We would finally like to address what you, the Bord, can consider.  There are many different decisions which are open to An Bord Pleanála.  Either grant or refuse a Railway Order for the MetroLink proposal as submitted; or alternatively, approve the project with modifications.  We are absolutely clear that all of this project should proceed largely as proposed on the North side of Dublin.  Therefore, we believe that An Bord Pleanála should neither approve nor reject the MetroLink proposal in its entirety.  Rather, it should approve the project with modifications to the southern end of MetroLink.

Three possible decisions on modifying the southern end of the MetroLink proposal are outlined as a hierarchy, starting with the most flexible and finishing with the least flexible.  All of these would enable early Government approval to commence the project at Estuary.

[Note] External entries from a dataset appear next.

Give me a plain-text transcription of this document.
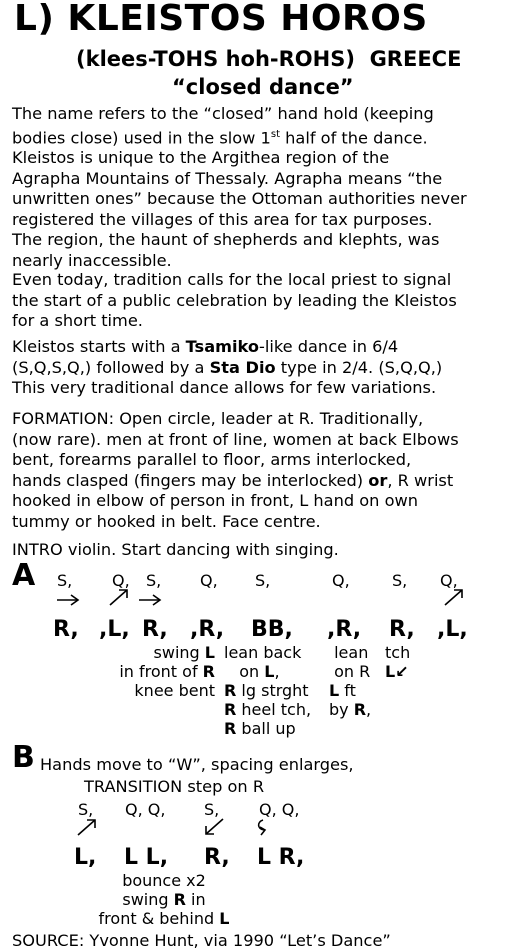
L) KLEISTOS HOROS
(klees-TOHS hoh-ROHS) GREECE
“closed dance”
The name refers to the “closed” hand hold (keeping
bodies close) used in the slow 1st half of the dance.
Kleistos is unique to the Argithea region of the
Agrapha Mountains of Thessaly. Agrapha means “the
unwritten ones” because the Ottoman authorities never
registered the villages of this area for tax purposes.
The region, the haunt of shepherds and klephts, was
nearly inaccessible.
Even today, tradition calls for the local priest to signal
the start of a public celebration by leading the Kleistos
for a short time.
Kleistos starts with a Tsamiko-like dance in 6/4
(S,Q,S,Q,) followed by a Sta Dio type in 2/4. (S,Q,Q,)
This very traditional dance allows for few variations.
FORMATION: Open circle, leader at R. Traditionally,
(now rare). men at front of line, women at back Elbows
bent, forearms parallel to floor, arms interlocked,
hands clasped (fingers may be interlocked) or, R wrist
hooked in elbow of person in front, L hand on own
tummy or hooked in belt. Face centre.
INTRO violin. Start dancing with singing.
A S, Q, S, Q, S,	Q,	S, Q,
R, ,L, R, ,R, BB, ,R, R, ,L,
swing L
in front of R
knee bent
lean back
on L,
R lg strght
R heel tch,
R ball up
lean
on R
L ft
by R,
tch
L↙
B Hands move to “W”, spacing enlarges,
TRANSITION step on R
S, Q, Q, S, Q, Q,
L, L L, R, L R,
bounce x2
swing R in
front & behind L
SOURCE: Yvonne Hunt, via 1990 “Let’s Dance”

  1. Grant a Railway Order as far south as Parnell Square East. In the meantime, TII could then review all the options for the southern end of MetroLink, including reaping the benefits of incorporating most of the Metro North Option, which we have alluded to earlier.  Continuing to Portobello/Rathmines or Charlemont could also be examined.
  2. Grant a Railway Order as far south as Tara St. Similarly, TII could then review all the options from Tara St., including terminating at Tara St., and either St Stephens Green, West or East.  Continuing to Portobello/Rathmines or Charlemont could also be examined.
  • Grant a Railway Order as far south as St. Stephens Green East. In the meantime, TII could then review all the options from St Stephens Green East, including terminating at St Stephens Green East, Portobello/Rathmines or Charlemont.

Thank you, Inspector, for your attention.